In Static Analysis (signature-based analysis), information about the App and its expected behaviour consists of explicit and implicit observations in its binary/source code. Static Analysis methods are fast and effective, but various techniques can be used to dodge Static Analysis and thus render their ability to cope with polymorphic malware. There are number of signature and behaviour-based detection tools available on play store for detection of malicious Android applications. Recent study has shown that signature based malware detection tools works till a certain level. They become ineffective when malware authors make changes in apps. Such type of signature-based tools and anti-viruses could not provide protection to Android users.

Since Android is an open source and extensible platform, it allows to extract as many features as we would like. This enables to provide richer detection capabilities, not relying merely on the standard call records or power consumption patterns. The proposed method is novel in the context that it evaluates the ability to detect malicious activity on an Android device by employing Machine Learning algorithms using a variety of monitored features like permissions, providers, intent filters, process name and constant strings extracted from Android Apps. The proposed malware detection technique can also be used on diverse environments like BlackBerry, iOS etc. This work aims to find solution for following challenges:

• How to develop a malware detection system that can adapt to any kind of malware?

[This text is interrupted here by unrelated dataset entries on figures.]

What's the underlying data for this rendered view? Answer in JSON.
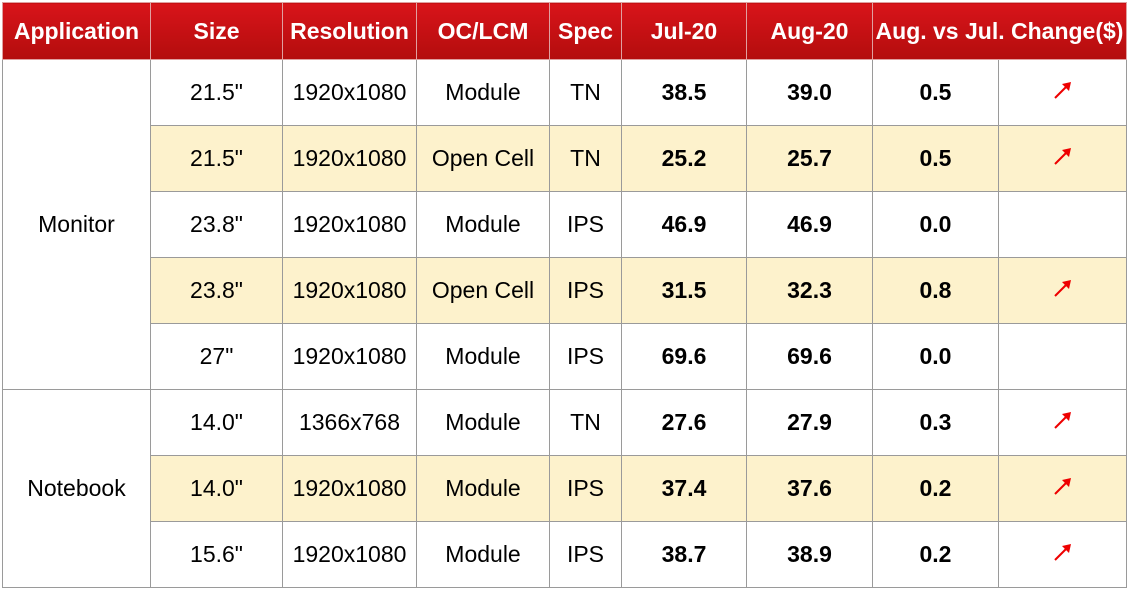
{
  "header": [
    "Application",
    "Size",
    "Resolution",
    "OC/LCM",
    "Spec",
    "Jul-20",
    "Aug-20",
    "Aug. vs Jul. Change($)"
  ],
  "groups": [
    {
      "application": "Monitor",
      "rows": [
        [
          "21.5\"",
          "1920x1080",
          "Module",
          "TN",
          "38.5",
          "39.0",
          "0.5"
        ],
        [
          "21.5\"",
          "1920x1080",
          "Open Cell",
          "TN",
          "25.2",
          "25.7",
          "0.5"
        ],
        [
          "23.8\"",
          "1920x1080",
          "Module",
          "IPS",
          "46.9",
          "46.9",
          "0.0"
        ],
        [
          "23.8\"",
          "1920x1080",
          "Open Cell",
          "IPS",
          "31.5",
          "32.3",
          "0.8"
        ],
        [
          "27\"",
          "1920x1080",
          "Module",
          "IPS",
          "69.6",
          "69.6",
          "0.0"
        ]
      ]
    },
    {
      "application": "Notebook",
      "rows": [
        [
          "14.0\"",
          "1366x768",
          "Module",
          "TN",
          "27.6",
          "27.9",
          "0.3"
        ],
        [
          "14.0\"",
          "1920x1080",
          "Module",
          "IPS",
          "37.4",
          "37.6",
          "0.2"
        ],
        [
          "15.6\"",
          "1920x1080",
          "Module",
          "IPS",
          "38.7",
          "38.9",
          "0.2"
        ]
      ]
    }
  ]
}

• How to detect malware before actual installation?

• How to scrutinize hybrid mobile apps for possible malware threat?

• How to warn Android users about malware after a download?

• Why extracting combined features of Android Apps is better way to detect malware than signature based and behaviour-based techniques?

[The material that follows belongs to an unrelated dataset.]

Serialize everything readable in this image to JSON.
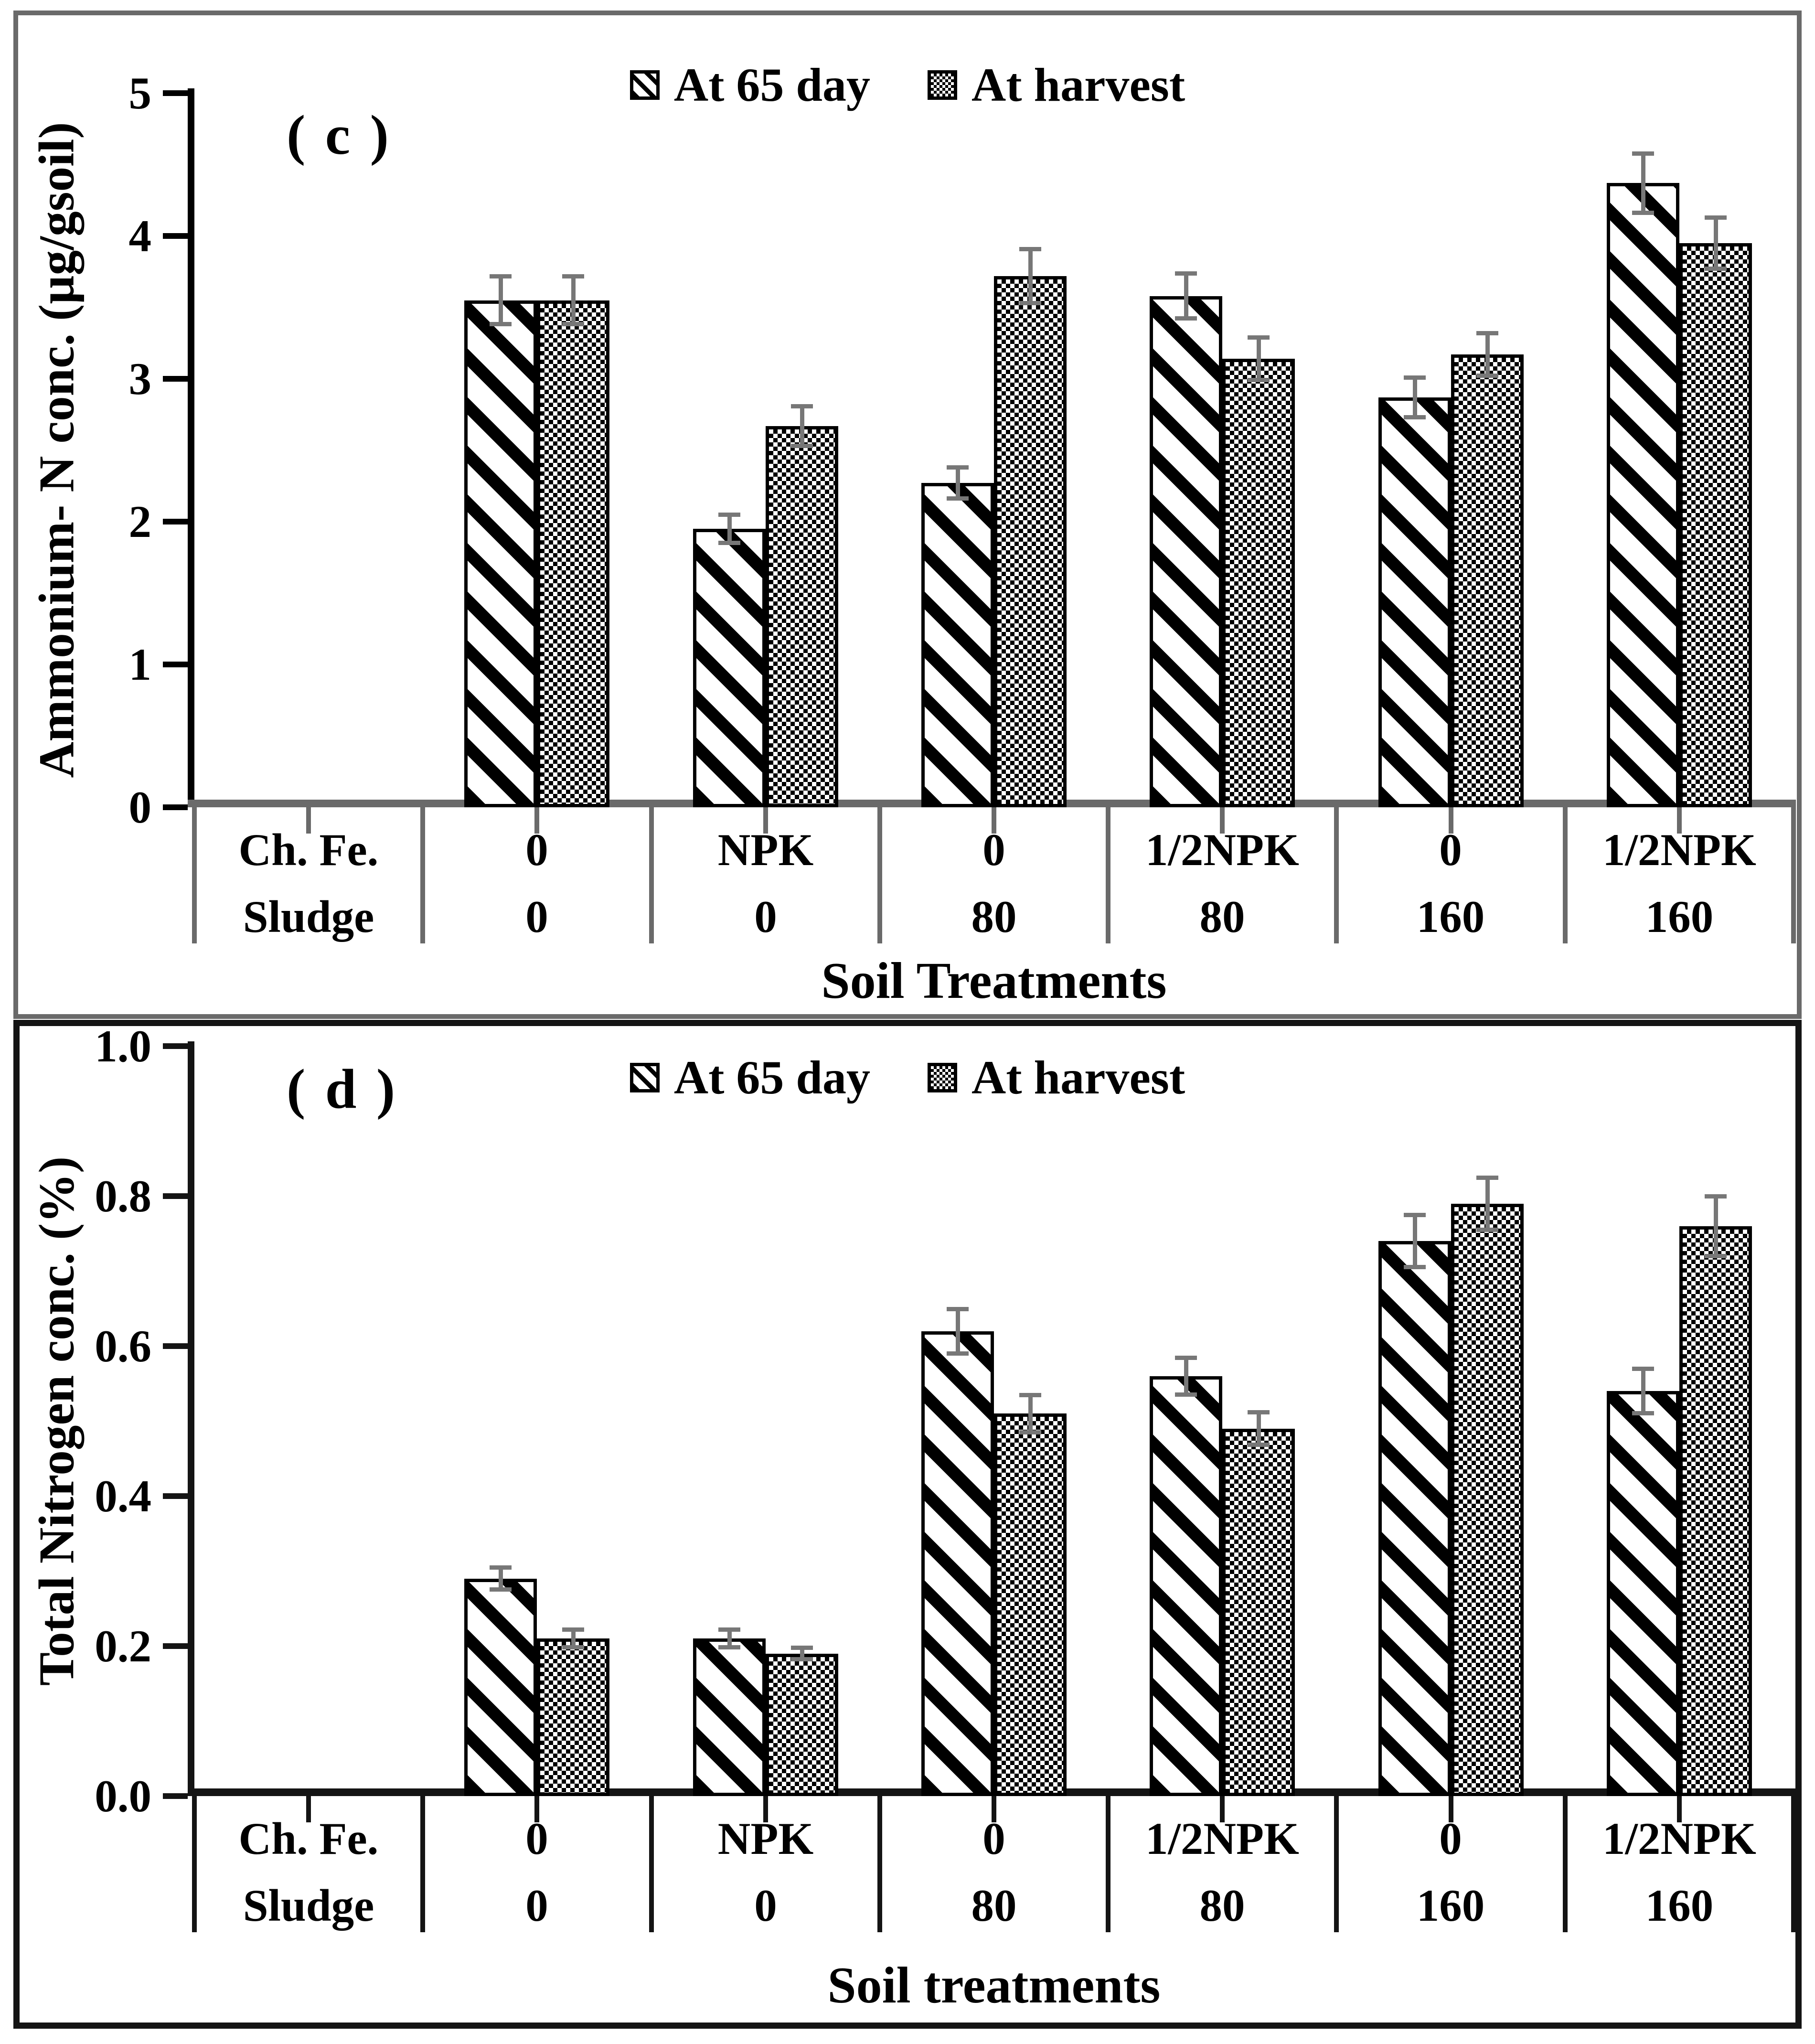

Selection of good features from Android applications and their combination can lead to a robust malware detection system. Most of the malware detection techniques with dynamic analysis detect malware after installation of an Android App which can affect devices. To install an application, user has to allow all malicious permissions. It is not a secure way that a malware detection technique identifies malware after a device has been affected. We performed static analysis in the proposed malware detection technique to detect malware after downloading application. In this way, security of Smartphone does not compromise. When a user downloads an App from play store and identified malicious by the proposed malware detection technique, Apps will be prompted by detection system and user will be informed about malicious app before installation.

Contributions of this work are:

• A generic malware detection framework that is adaptive to different types of malware.

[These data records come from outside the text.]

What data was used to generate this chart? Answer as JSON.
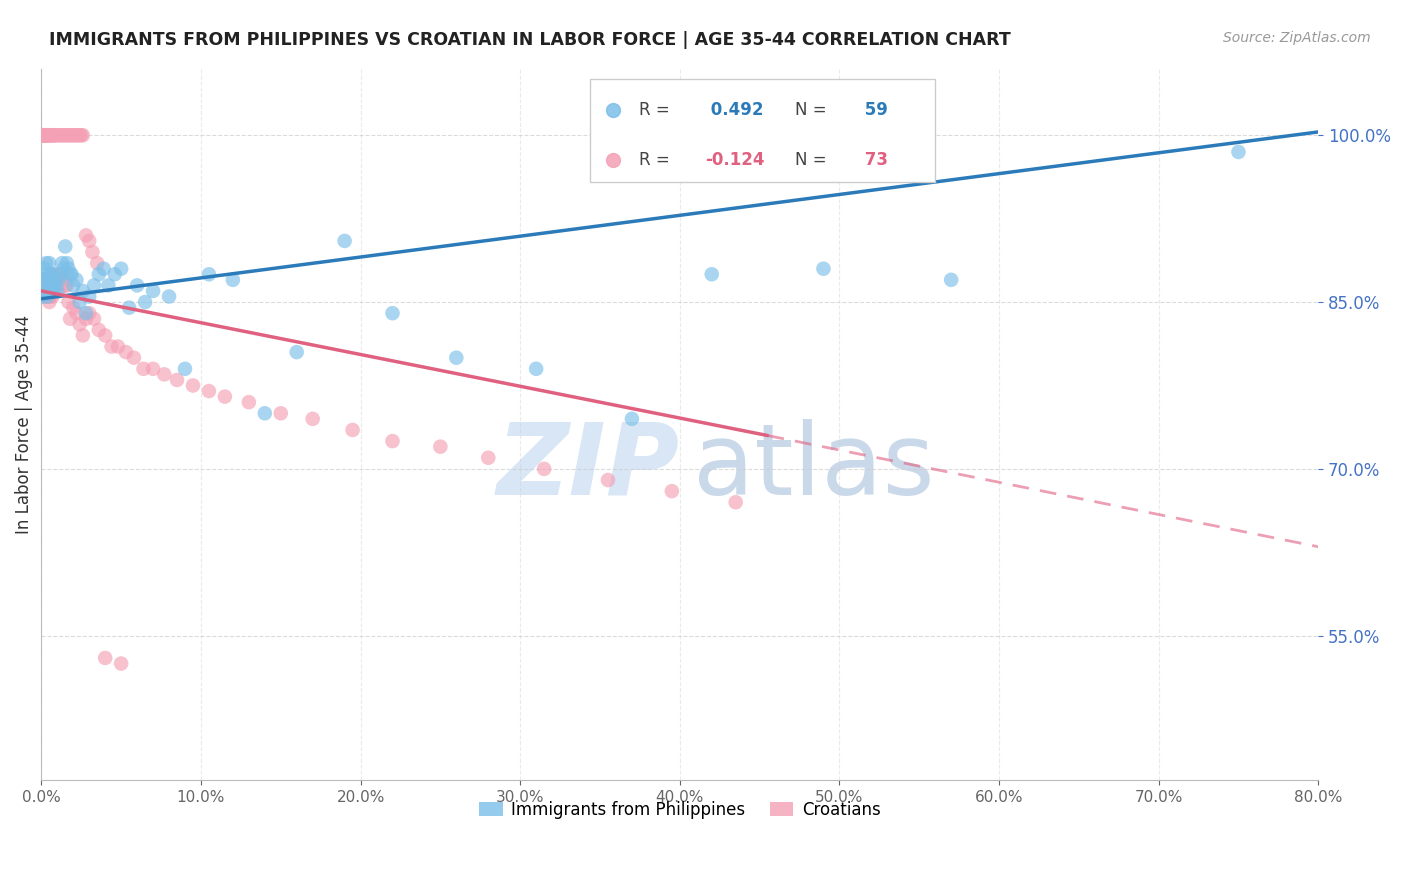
{
  "title": "IMMIGRANTS FROM PHILIPPINES VS CROATIAN IN LABOR FORCE | AGE 35-44 CORRELATION CHART",
  "source": "Source: ZipAtlas.com",
  "ylabel": "In Labor Force | Age 35-44",
  "xlim": [
    0.0,
    0.8
  ],
  "ylim": [
    0.42,
    1.06
  ],
  "yticks": [
    0.55,
    0.7,
    0.85,
    1.0
  ],
  "xticks": [
    0.0,
    0.1,
    0.2,
    0.3,
    0.4,
    0.5,
    0.6,
    0.7,
    0.8
  ],
  "blue_R": 0.492,
  "blue_N": 59,
  "pink_R": -0.124,
  "pink_N": 73,
  "blue_color": "#7bbfe8",
  "pink_color": "#f4a0b5",
  "blue_line_color": "#2b7bba",
  "pink_line_color": "#e06080",
  "legend_label_blue": "Immigrants from Philippines",
  "legend_label_pink": "Croatians",
  "background_color": "#ffffff",
  "grid_color": "#cccccc",
  "title_color": "#222222",
  "axis_label_color": "#333333",
  "ytick_color": "#4472c4",
  "xtick_color": "#666666",
  "blue_scatter_x": [
    0.001,
    0.001,
    0.002,
    0.002,
    0.003,
    0.003,
    0.003,
    0.004,
    0.004,
    0.005,
    0.005,
    0.006,
    0.006,
    0.007,
    0.007,
    0.008,
    0.008,
    0.009,
    0.01,
    0.011,
    0.012,
    0.013,
    0.014,
    0.015,
    0.016,
    0.017,
    0.018,
    0.019,
    0.02,
    0.022,
    0.024,
    0.026,
    0.028,
    0.03,
    0.033,
    0.036,
    0.039,
    0.042,
    0.046,
    0.05,
    0.055,
    0.06,
    0.065,
    0.07,
    0.08,
    0.09,
    0.105,
    0.12,
    0.14,
    0.16,
    0.19,
    0.22,
    0.26,
    0.31,
    0.37,
    0.42,
    0.49,
    0.57,
    0.75
  ],
  "blue_scatter_y": [
    0.855,
    0.87,
    0.865,
    0.88,
    0.86,
    0.875,
    0.885,
    0.87,
    0.855,
    0.87,
    0.885,
    0.875,
    0.86,
    0.875,
    0.865,
    0.87,
    0.86,
    0.865,
    0.86,
    0.87,
    0.875,
    0.885,
    0.88,
    0.9,
    0.885,
    0.88,
    0.875,
    0.875,
    0.865,
    0.87,
    0.85,
    0.86,
    0.84,
    0.855,
    0.865,
    0.875,
    0.88,
    0.865,
    0.875,
    0.88,
    0.845,
    0.865,
    0.85,
    0.86,
    0.855,
    0.79,
    0.875,
    0.87,
    0.75,
    0.805,
    0.905,
    0.84,
    0.8,
    0.79,
    0.745,
    0.875,
    0.88,
    0.87,
    0.985
  ],
  "pink_scatter_x": [
    0.001,
    0.001,
    0.001,
    0.001,
    0.002,
    0.002,
    0.002,
    0.002,
    0.002,
    0.003,
    0.003,
    0.003,
    0.003,
    0.003,
    0.004,
    0.004,
    0.004,
    0.004,
    0.005,
    0.005,
    0.005,
    0.005,
    0.006,
    0.006,
    0.006,
    0.007,
    0.007,
    0.007,
    0.008,
    0.008,
    0.009,
    0.01,
    0.011,
    0.012,
    0.013,
    0.014,
    0.015,
    0.016,
    0.017,
    0.018,
    0.02,
    0.022,
    0.024,
    0.026,
    0.028,
    0.03,
    0.033,
    0.036,
    0.04,
    0.044,
    0.048,
    0.053,
    0.058,
    0.064,
    0.07,
    0.077,
    0.085,
    0.095,
    0.105,
    0.115,
    0.13,
    0.15,
    0.17,
    0.195,
    0.22,
    0.25,
    0.28,
    0.315,
    0.355,
    0.395,
    0.435,
    0.04,
    0.05
  ],
  "pink_scatter_y": [
    1.0,
    1.0,
    1.0,
    0.87,
    1.0,
    1.0,
    1.0,
    0.87,
    0.855,
    1.0,
    1.0,
    0.87,
    0.86,
    0.855,
    1.0,
    0.87,
    0.86,
    0.855,
    0.87,
    0.86,
    0.855,
    0.85,
    0.875,
    0.865,
    0.855,
    0.875,
    0.865,
    0.855,
    0.87,
    0.86,
    0.865,
    0.875,
    0.86,
    0.87,
    0.875,
    0.87,
    0.865,
    0.865,
    0.85,
    0.835,
    0.845,
    0.84,
    0.83,
    0.82,
    0.835,
    0.84,
    0.835,
    0.825,
    0.82,
    0.81,
    0.81,
    0.805,
    0.8,
    0.79,
    0.79,
    0.785,
    0.78,
    0.775,
    0.77,
    0.765,
    0.76,
    0.75,
    0.745,
    0.735,
    0.725,
    0.72,
    0.71,
    0.7,
    0.69,
    0.68,
    0.67,
    0.53,
    0.525
  ],
  "pink_top_x": [
    0.001,
    0.002,
    0.002,
    0.003,
    0.003,
    0.004,
    0.004,
    0.005,
    0.005,
    0.006,
    0.006,
    0.007,
    0.007,
    0.008,
    0.008,
    0.009,
    0.01,
    0.011,
    0.012,
    0.013,
    0.014,
    0.015,
    0.016,
    0.017,
    0.018,
    0.019,
    0.02,
    0.021,
    0.022,
    0.023,
    0.024,
    0.025,
    0.026,
    0.028,
    0.03,
    0.032,
    0.035
  ],
  "pink_top_y": [
    1.0,
    1.0,
    1.0,
    1.0,
    1.0,
    1.0,
    1.0,
    1.0,
    1.0,
    1.0,
    1.0,
    1.0,
    1.0,
    1.0,
    1.0,
    1.0,
    1.0,
    1.0,
    1.0,
    1.0,
    1.0,
    1.0,
    1.0,
    1.0,
    1.0,
    1.0,
    1.0,
    1.0,
    1.0,
    1.0,
    1.0,
    1.0,
    1.0,
    0.91,
    0.905,
    0.895,
    0.885
  ],
  "blue_line_x0": 0.0,
  "blue_line_x1": 0.8,
  "blue_line_y0": 0.853,
  "blue_line_y1": 1.003,
  "pink_line_x0": 0.0,
  "pink_line_x1": 0.455,
  "pink_line_y0": 0.86,
  "pink_line_y1": 0.73,
  "pink_line_dash_x0": 0.455,
  "pink_line_dash_x1": 0.8,
  "pink_line_dash_y0": 0.73,
  "pink_line_dash_y1": 0.63,
  "watermark_zip_color": "#d4e4f4",
  "watermark_atlas_color": "#c5d5e8"
}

• Real time detection of malware using combination of string analysis and permissions.

• Performance evaluation methods to calculate precision and accuracy of malware detection in Android Apps.

As we have used hybrid approach that is both static and dynamic. Static approach will overcome the drawbacks of dynamic approach, while dynamic approach will cover the deficiencies of dynamic approach. So, all kind of malwares can be detected using the proposed approach, because the hybrid approach is used in our model. In this way, our proposed generic malware detection approach can detect different types of malware.

Before installing application, our proposed method will compare constant strings of downloaded Android Package Kit (APK) with constant strings of malware applications. The APK contains all components of an Android application and used for distribution and installation of mobile applications. If constant strings of malware application and downloaded APK do not match, user will be informed that application is malicious. Secondly, our extracted malicious keywords will be compared with manifest.xml file of application to check weather application is malware or legitimate. All these processes are executed before installation of APK file. In this manner, the proposed system can detect malware before installing an application.

The remainder of this paper is organized as follows. Section 2 summarizes related work, and Section 3 introduces the proposed framework. Section 4 describes the evaluation scheme and experimental setup, finally Section 5 concludes the paper.